The trial involved 157 patients with stage III/IV melanoma who had surgical resection. They were randomised to receive either adjuvant therapy – nine doses of the mRNA vaccine and 200mg of the anti-PD1 therapy every three weeks for around a year – or monotherapy with the anti-PD1 blockade for around a year or until the tumour recurred or toxicity was too high.
Professor Mark Shackleton, director of oncology at Alfred Health, told Oncology Republic he would be surprised if the vaccine didn’t change practice down the track.

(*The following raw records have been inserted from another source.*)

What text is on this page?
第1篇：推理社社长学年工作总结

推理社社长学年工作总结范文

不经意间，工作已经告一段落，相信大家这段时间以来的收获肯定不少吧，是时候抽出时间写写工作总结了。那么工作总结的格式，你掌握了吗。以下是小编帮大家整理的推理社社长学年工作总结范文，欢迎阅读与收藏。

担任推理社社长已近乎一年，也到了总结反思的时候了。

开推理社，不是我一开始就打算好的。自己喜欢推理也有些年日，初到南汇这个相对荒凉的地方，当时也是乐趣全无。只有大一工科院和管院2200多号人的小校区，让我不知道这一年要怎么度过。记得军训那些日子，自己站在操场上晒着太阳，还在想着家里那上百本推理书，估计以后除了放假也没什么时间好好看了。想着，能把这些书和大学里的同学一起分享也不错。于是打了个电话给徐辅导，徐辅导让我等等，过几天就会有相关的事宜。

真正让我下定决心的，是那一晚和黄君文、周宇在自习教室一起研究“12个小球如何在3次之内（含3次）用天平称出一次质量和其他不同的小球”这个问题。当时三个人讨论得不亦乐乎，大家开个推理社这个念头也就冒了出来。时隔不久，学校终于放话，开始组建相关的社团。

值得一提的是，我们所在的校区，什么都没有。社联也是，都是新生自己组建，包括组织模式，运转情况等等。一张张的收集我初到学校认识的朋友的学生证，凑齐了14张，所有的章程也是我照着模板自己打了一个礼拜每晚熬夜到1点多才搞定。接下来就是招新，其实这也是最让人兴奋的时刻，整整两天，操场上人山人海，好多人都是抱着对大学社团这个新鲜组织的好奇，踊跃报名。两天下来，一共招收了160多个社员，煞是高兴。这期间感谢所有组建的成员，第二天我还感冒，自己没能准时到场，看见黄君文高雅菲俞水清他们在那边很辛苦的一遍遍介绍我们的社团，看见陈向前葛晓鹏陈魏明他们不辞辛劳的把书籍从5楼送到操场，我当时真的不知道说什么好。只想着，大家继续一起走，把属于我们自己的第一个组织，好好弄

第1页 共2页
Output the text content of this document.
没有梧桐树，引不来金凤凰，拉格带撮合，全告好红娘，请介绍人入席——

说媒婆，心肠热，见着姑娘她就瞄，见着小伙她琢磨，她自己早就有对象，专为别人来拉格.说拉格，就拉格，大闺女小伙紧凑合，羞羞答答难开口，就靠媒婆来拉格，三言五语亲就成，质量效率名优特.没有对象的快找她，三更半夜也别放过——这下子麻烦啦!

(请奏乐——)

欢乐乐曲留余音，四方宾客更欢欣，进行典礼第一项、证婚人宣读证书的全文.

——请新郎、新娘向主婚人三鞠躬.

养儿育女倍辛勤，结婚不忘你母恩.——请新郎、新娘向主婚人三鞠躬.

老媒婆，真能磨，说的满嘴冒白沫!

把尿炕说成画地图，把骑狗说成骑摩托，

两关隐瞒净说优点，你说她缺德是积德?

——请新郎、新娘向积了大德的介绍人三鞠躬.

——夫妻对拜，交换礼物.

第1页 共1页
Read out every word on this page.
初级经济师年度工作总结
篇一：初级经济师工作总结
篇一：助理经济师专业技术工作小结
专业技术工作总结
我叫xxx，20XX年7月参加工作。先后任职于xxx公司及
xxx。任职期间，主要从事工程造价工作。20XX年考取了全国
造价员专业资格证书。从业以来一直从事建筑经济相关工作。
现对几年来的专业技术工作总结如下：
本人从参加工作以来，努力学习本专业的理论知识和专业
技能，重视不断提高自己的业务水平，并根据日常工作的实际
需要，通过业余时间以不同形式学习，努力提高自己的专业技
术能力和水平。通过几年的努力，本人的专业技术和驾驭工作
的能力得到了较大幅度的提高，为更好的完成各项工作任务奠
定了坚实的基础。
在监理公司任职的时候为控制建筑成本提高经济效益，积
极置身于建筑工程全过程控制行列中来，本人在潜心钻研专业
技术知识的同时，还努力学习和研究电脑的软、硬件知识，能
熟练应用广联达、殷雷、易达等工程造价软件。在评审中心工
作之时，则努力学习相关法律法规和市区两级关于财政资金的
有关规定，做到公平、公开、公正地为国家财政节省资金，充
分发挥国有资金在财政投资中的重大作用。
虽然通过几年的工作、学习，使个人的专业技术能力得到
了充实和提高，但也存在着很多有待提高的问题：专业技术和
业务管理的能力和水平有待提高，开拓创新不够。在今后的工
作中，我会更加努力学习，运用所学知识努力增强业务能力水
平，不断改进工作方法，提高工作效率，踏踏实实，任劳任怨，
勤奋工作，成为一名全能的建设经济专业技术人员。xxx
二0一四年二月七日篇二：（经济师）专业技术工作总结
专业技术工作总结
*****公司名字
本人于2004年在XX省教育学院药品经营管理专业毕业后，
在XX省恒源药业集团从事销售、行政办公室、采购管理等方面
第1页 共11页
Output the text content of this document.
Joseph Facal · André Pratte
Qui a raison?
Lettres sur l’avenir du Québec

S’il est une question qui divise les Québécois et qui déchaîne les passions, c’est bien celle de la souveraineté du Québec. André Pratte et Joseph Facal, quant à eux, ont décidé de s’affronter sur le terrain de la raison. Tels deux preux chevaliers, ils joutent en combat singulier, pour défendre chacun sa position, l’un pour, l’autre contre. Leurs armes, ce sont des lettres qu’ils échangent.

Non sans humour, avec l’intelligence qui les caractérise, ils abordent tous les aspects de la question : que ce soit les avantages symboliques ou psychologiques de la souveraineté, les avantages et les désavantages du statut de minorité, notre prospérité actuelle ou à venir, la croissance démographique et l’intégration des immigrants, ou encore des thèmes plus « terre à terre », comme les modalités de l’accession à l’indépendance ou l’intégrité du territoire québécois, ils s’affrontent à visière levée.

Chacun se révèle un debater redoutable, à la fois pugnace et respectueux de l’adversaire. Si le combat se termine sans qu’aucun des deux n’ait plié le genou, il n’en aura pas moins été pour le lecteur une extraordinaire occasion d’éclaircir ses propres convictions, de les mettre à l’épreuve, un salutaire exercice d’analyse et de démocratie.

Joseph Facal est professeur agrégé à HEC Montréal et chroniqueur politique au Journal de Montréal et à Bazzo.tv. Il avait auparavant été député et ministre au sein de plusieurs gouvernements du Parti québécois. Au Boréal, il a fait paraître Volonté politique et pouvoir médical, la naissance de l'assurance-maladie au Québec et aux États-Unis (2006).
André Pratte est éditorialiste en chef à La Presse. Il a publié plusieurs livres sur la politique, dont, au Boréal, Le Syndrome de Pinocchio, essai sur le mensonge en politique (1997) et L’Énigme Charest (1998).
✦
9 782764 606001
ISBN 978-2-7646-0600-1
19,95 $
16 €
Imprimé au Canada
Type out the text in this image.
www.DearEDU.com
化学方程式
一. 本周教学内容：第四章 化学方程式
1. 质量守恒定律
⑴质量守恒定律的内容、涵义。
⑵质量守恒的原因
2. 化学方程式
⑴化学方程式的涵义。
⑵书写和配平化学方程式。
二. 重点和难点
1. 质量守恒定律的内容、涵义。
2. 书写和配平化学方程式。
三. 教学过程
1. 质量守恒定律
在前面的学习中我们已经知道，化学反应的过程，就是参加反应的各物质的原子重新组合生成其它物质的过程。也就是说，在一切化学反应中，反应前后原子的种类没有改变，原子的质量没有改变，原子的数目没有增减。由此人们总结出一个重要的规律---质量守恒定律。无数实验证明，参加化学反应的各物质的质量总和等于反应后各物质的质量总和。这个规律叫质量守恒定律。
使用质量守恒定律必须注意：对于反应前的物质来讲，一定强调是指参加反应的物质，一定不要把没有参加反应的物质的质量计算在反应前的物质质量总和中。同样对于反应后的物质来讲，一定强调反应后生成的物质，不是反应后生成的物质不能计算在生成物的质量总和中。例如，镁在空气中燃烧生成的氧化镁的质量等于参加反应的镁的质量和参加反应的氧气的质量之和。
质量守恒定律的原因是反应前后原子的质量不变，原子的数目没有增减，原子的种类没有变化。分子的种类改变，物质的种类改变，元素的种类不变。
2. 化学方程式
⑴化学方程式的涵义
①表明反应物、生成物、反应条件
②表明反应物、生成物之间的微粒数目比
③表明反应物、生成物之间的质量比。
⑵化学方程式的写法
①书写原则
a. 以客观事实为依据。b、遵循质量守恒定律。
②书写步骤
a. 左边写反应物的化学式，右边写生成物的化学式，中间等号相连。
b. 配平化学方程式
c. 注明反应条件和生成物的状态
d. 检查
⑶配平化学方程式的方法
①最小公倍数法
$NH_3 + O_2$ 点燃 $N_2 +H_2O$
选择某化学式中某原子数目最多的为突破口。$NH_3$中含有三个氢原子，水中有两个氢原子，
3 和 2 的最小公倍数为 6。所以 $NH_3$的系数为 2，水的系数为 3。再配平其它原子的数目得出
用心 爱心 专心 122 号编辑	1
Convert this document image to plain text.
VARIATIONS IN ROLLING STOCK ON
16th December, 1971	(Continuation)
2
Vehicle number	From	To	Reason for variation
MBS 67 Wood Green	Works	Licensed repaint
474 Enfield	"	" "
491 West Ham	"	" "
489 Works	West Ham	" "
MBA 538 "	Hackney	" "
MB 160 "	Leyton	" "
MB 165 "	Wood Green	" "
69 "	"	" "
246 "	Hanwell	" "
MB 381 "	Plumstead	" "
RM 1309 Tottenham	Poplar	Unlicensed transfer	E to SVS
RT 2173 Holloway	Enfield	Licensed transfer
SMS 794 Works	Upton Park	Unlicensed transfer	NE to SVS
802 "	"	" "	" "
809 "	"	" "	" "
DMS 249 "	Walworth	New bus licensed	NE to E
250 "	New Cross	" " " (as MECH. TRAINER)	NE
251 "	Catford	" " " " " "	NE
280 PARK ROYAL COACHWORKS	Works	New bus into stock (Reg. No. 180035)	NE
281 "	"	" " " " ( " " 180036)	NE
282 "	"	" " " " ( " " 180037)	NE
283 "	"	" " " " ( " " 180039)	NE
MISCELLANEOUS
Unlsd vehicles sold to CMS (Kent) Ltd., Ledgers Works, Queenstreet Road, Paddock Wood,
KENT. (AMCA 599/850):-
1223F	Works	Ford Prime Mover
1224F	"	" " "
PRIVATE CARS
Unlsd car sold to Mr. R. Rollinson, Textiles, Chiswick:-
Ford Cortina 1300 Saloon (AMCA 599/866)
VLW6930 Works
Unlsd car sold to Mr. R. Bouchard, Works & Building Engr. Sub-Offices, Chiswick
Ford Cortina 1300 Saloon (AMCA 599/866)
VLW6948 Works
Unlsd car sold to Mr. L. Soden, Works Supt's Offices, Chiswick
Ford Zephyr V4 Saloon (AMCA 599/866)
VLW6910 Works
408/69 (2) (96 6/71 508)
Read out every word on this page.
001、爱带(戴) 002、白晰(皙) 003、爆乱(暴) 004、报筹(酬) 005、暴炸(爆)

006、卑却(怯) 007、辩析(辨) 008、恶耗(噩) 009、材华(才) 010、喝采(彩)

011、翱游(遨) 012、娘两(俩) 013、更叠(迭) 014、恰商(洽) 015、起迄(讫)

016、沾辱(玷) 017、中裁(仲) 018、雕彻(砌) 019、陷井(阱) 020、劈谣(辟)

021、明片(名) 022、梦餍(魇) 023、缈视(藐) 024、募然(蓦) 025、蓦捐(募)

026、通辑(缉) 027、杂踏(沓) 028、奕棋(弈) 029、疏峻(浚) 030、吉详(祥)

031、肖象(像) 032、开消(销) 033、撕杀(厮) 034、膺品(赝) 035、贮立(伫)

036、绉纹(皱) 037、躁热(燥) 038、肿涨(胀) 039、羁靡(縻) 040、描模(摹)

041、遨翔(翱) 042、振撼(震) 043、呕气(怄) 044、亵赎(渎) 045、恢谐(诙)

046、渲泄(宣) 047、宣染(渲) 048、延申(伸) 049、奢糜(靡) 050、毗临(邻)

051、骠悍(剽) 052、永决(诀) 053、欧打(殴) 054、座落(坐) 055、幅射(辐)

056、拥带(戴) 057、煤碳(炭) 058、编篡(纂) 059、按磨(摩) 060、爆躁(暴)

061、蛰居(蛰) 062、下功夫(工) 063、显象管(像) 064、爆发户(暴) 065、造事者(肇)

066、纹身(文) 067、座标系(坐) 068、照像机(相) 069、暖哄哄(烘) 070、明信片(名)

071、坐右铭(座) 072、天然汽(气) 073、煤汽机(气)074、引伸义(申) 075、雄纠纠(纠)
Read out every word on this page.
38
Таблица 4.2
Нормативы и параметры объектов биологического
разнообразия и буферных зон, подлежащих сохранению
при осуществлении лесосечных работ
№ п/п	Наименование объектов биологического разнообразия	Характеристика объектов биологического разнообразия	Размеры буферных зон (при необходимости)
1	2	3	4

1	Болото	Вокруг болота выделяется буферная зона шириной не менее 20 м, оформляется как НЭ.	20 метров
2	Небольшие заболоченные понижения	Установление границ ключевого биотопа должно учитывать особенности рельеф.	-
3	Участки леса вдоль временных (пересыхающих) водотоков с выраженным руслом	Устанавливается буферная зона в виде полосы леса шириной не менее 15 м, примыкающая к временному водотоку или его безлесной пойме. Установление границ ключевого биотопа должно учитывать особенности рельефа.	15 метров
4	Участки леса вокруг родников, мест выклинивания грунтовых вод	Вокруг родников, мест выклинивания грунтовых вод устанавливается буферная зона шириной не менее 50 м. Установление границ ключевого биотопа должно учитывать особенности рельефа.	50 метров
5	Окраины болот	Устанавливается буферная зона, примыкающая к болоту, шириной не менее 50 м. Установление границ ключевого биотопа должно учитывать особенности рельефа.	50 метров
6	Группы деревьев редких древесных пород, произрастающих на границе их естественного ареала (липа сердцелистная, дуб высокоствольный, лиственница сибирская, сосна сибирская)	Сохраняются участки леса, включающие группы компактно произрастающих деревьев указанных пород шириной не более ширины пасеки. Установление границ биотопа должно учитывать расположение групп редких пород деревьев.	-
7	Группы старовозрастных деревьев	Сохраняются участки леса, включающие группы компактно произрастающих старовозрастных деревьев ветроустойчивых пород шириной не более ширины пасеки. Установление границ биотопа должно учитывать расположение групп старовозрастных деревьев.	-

“It feels like it’s the best proof we’ve had of the concept of cancer vaccination,” he said.
“That to me is almost the most exciting part, because it empowers a whole field of research investment to really explore the potential of this approach.
“Hopefully this is the spark that will light the flame around this concept.”
Pembrolizumab alone has already been shown to have substantial benefits in terms of relapse-free survival and the additional benefit with the mRNA vaccine was substantial, said Professor Shackleton.
“So you’d have to feel pretty bullish about the likelihood that this combination will eventually show the sort of overall survival improvement we’re all gunning for, but time will tell,” he said.
Professor Shackleton said the concepts were being tested as far back as the 1990s when he was working on cancer immunotherapy studies.
“The whole field of cancer vaccination is a fantastic concept and you feel it’s just got to work. But for much of the last 20 or 30 years it hasn’t really worked,” he said.
However, the relatively new techniques of using tailor made messenger RNA derived from a patient tumour to create personalised vaccines provided a proof concept, he said.
“It’s wonderful to see that as the decades have rolled on and technology has improved that those visions might now start to become realised,” he said.
There are caveats of course. The study was small and it was still early days, said Professor Shackleton.
Adjuvant immunotherapy trials to date have seen good results with respect to the endpoint of recurrence-free survival, he explained.
“But they haven’t yet met the arguably higher bar endpoint of improvement in overall survival,” he said.
“Although no-one doubts the ability of adjuvant immunotherapy to prevent relapse disease, it’s not 100% clear that that translates into an increased chance of actually being alive, for example, five years after the treatment, so it’s still it’s still an evolving field.”
The vaccine could be explored as a way to augment immunotherapy treatment for hard-to-treat melanomas, such as mucosal and choroidal, said Professor Shackleton.
Those types of sub-cancers are thought to be less immunogenic than those occurring on the skin, so immunotherapy hasn’t been quite as effective.
“The possibility that you might increase the chance that the immune system would recognise those sorts of wonky genes and proteins as being abnormal, and such that an immune response is elicited with vaccines is certainly a very appealing approach for those types of cancers,” he said.